中川:家庭というのは、家族それぞれの時間があります。勉強のためにお子様は部屋にこもる時もある。お父さんが家で仕事をする場合もあります。お母さんは家事をする時間が必要です。それぞれがやることが違うので、それぞれの部屋にいる場合もある。
確かに、「みんなでコミュニケーションをとるために、オープンで居心地のいいリビングをつくりましょう!」という場合もあります。けれど今回、私たちはもっとリアルな家族像を考え、「コミュニケーションが取れ、顔が見られるけれどそれぞれの時間も大切にできる環境」って作れないかなと思いました。「ほどよい距離感」ですね。そのような考えから手がけたのが『サーパス国領二丁目』です。
特にリビングダイニングにはその考えが現れていると思います。お母さんが家族の気配を感じられるキッチンの近くに机を置きました。お子様が宿題をするという場所にしていただいてもいいですし、もちろん、アイロンがけやパソコンをする場所としてもお使いいただけます。
また、間仕切りの棚を設けておりまして、これが程よい距離感を作ります。何となく音や気配を感じられる。でも常にすべてが見られる環境ではないので、プライベートが保たれます。お母さんが何か好きなことをしていても、お父さん気にしないでいられる環境。尚かつ、話しかけようと思ったらすぐに会話が始まる環境をつくりたいなと思いました。
家族の「ほどよい距離感」を考えたリビング。

シンプルなデザインのイデーの家具。
加藤:マンションという空間というのをどうお考えですか。
中川:先にもお話ししたように、経年変化を感じて、「住まう変化」を楽しんでもらいたいなと思っています。『サーパス国領二丁目』の共有部分には木の壁面や、天然素材のアートワークを置きました。これらは時と共に変化します。やわらかい雰囲気や、やさしい空気が流れるようにと、緑も配置しました。お住まいの方にその空間を長い期間、愛していただければと願っています。
インテリアに関しては、好きな物を集め、自分らしい部屋づくりをしていただければと思っています。特に引越しの機会は持ち物を見直す、良い機会です。その時を大切にして「持って行きたいもの」と「そうでないもの」を見極めていただきたいですね。

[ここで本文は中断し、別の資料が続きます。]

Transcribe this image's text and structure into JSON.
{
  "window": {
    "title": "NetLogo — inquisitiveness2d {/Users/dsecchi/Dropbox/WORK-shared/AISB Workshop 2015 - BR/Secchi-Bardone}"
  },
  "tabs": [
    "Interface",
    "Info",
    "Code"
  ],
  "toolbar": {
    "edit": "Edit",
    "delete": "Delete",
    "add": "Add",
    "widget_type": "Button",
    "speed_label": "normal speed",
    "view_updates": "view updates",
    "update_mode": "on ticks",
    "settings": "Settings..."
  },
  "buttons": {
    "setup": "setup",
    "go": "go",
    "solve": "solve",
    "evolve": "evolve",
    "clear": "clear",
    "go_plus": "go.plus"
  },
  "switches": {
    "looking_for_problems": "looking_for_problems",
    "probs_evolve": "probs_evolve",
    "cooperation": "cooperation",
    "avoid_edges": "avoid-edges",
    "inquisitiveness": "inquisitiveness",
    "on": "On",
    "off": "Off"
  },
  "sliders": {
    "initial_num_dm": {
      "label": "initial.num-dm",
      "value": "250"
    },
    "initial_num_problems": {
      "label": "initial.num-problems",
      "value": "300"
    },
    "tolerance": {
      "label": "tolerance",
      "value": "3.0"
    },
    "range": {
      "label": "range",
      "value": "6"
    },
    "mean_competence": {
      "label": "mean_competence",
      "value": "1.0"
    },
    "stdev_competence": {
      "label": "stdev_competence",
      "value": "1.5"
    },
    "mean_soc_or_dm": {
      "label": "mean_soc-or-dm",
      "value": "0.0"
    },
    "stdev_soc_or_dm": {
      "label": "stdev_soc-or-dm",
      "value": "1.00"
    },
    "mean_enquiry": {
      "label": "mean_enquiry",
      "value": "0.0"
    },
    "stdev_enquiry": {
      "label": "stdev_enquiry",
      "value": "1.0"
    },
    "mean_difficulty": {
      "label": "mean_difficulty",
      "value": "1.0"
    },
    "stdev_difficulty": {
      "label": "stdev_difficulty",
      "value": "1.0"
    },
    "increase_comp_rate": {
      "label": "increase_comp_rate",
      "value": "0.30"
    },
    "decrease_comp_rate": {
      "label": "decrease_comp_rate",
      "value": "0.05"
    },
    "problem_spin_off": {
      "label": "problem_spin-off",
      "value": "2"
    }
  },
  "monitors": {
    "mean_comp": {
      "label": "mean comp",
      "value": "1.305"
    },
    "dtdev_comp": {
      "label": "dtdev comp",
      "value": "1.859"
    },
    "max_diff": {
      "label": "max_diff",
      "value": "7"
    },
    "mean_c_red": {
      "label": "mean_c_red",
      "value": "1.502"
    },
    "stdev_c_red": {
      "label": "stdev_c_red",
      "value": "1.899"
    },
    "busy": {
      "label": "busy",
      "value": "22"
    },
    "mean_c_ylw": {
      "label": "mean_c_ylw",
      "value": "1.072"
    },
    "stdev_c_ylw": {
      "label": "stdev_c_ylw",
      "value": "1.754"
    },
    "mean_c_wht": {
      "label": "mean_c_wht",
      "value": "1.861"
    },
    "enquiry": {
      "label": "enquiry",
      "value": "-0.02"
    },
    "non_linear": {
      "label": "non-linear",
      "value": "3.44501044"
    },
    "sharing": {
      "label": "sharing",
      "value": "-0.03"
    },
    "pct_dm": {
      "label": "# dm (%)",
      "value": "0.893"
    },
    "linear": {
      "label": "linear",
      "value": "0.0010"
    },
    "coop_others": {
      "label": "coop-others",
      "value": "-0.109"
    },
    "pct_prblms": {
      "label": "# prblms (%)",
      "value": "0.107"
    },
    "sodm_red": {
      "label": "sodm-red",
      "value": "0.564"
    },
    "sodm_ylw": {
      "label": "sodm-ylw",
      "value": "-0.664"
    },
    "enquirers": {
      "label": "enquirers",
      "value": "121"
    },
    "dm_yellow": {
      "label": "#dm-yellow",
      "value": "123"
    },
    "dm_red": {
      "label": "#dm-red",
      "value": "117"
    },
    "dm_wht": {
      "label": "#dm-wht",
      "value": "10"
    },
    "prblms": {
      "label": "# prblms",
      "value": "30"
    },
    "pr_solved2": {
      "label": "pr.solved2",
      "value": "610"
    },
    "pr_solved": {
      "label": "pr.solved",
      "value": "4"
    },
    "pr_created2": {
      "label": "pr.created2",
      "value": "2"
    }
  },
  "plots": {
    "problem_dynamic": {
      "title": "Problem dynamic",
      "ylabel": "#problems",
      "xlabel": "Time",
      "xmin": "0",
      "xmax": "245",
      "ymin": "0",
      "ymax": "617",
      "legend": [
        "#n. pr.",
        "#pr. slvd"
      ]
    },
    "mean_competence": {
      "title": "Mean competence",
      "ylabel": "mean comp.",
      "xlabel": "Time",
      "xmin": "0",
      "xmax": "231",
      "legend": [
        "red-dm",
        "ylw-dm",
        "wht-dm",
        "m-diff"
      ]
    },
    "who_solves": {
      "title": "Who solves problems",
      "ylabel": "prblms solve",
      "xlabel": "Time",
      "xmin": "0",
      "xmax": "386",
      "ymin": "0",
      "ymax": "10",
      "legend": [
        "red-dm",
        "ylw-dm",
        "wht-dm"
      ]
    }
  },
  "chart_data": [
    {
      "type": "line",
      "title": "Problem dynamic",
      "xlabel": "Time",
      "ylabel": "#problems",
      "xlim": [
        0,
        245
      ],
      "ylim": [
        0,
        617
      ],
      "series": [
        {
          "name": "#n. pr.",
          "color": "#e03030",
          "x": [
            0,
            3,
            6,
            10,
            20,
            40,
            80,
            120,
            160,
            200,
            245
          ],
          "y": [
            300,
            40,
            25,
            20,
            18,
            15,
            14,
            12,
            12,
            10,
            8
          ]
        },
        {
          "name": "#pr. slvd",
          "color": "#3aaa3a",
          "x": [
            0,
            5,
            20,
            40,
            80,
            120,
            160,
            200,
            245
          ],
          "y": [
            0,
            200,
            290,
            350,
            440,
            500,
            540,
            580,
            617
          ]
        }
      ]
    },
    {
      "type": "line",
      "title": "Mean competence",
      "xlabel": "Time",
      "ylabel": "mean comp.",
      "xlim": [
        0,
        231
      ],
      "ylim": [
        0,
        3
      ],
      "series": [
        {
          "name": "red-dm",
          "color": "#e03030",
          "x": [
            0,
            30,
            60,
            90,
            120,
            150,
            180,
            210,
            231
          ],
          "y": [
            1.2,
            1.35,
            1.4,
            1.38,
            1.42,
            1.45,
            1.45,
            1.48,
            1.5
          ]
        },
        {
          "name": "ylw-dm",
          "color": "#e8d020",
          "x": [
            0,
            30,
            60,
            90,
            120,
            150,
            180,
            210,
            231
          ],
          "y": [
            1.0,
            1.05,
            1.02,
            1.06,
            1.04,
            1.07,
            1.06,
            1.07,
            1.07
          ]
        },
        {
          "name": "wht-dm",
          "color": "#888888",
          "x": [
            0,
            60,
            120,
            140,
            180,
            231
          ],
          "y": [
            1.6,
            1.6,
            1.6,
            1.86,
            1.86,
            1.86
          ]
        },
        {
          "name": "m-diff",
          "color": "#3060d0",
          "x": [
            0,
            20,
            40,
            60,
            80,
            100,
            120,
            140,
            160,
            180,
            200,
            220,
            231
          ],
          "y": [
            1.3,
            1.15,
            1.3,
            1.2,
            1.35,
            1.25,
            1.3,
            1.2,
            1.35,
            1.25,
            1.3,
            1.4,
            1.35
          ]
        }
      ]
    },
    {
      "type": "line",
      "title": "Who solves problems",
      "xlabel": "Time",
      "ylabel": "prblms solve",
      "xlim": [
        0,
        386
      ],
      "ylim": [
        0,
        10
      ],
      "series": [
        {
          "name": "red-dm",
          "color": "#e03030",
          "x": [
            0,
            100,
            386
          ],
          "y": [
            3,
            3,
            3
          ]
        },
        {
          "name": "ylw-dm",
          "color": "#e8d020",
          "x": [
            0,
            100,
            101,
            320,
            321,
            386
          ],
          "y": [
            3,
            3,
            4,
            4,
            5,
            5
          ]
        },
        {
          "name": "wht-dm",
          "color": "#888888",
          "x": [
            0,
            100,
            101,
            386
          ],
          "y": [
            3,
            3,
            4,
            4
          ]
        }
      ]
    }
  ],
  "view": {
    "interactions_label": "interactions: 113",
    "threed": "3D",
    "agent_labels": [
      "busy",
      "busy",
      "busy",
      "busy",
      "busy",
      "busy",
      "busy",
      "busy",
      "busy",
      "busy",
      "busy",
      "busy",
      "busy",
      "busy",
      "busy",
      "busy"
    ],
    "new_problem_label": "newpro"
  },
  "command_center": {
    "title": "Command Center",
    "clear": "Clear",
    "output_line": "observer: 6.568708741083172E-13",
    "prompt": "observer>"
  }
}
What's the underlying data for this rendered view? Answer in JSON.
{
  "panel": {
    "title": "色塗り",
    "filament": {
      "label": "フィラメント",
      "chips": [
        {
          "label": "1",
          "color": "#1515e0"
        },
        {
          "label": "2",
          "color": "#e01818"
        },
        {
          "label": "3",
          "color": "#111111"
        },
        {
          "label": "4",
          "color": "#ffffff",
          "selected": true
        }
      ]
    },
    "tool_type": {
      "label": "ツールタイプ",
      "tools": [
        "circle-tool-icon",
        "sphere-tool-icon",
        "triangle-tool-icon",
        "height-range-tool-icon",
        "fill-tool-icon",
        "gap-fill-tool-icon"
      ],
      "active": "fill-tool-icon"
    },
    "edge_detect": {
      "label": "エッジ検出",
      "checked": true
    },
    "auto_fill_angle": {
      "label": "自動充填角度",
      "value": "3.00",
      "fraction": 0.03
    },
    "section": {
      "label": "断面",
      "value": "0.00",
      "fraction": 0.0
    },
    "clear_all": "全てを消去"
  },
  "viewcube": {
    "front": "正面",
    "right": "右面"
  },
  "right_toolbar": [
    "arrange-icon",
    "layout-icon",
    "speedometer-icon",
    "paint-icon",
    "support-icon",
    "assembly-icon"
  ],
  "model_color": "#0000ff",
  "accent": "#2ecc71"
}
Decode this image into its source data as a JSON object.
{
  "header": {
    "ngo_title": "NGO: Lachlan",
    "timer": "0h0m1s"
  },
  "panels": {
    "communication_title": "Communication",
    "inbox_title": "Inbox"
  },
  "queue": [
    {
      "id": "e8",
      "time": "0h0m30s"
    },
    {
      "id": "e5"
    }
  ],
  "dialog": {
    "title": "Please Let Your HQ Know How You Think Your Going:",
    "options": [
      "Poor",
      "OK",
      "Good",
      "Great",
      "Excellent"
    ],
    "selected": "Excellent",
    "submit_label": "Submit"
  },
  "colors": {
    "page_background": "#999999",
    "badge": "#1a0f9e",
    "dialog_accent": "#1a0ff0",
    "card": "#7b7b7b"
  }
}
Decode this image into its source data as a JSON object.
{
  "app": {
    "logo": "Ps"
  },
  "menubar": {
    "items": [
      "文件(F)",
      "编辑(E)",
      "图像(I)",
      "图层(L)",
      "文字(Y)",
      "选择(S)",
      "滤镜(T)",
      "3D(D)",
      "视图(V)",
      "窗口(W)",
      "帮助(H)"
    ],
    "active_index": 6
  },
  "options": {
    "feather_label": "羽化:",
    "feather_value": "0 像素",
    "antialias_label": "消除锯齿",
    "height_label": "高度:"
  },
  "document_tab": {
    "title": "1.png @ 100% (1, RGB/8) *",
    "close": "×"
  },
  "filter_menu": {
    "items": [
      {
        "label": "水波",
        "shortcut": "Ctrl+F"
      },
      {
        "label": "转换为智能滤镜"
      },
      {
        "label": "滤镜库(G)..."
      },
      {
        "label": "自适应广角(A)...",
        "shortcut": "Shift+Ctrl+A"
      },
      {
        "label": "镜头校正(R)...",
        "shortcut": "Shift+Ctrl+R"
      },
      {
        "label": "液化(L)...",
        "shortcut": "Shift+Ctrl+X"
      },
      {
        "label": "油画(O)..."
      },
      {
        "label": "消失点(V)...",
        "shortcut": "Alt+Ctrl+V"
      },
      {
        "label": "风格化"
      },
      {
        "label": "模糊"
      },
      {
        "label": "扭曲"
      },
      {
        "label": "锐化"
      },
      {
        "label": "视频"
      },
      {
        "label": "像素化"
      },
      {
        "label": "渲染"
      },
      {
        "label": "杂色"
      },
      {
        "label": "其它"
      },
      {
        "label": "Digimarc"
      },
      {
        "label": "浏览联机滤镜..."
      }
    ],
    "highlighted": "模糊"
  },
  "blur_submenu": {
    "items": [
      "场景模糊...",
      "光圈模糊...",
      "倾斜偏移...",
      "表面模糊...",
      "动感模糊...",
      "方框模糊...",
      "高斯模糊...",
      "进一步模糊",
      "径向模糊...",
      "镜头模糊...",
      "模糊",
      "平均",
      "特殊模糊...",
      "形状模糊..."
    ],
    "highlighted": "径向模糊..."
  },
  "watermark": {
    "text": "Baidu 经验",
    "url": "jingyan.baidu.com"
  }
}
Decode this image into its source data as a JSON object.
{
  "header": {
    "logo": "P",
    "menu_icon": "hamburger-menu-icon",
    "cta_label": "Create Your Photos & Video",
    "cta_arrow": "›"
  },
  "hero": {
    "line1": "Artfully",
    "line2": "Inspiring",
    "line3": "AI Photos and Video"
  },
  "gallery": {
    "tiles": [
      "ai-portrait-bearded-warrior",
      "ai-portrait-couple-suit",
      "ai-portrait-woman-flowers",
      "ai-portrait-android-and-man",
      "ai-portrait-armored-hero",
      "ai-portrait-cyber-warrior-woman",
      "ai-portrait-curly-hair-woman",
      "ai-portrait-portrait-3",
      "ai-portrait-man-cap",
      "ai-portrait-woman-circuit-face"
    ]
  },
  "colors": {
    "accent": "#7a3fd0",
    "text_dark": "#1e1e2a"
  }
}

「私はこういうものが好きだったんだ!」と、洗い出していくと、ご自身を再発見すると思います。その後に家具屋を回り、「私が好きなものってこうだった、」と思いながら、インテリアや小物など時間をかけて少しずつでも集めていって、徐々に、より「自分らしい部屋」を作ってみてはいかがでしょうか。
『IDEE SHOP ecarte』には家具、インテリア小物、生活雑貨がたくさん。
趣味は、美味しいお店を探すことです。一番好きなのはイタリアン。

イデーの中川さんから出た「経年変化」というキーワードにハッとさせられました。
それは、時を経て美しくなる素材やインテリアを日常的に大切にしている人の言葉だなと思います。
インテリア同様、マンションも同じように愛情を持って大切に使えば、家族の個性があちらこちらに垣間見える素敵な空間になっていくことでしょう。
そして、家族の人生も長い年月を経て、豊かな色合いに「経年変化」していくのではないかと感じました。一日一日を、大切に暮らしていけば、きっと、マンションも良い空間になっていくでしょうね。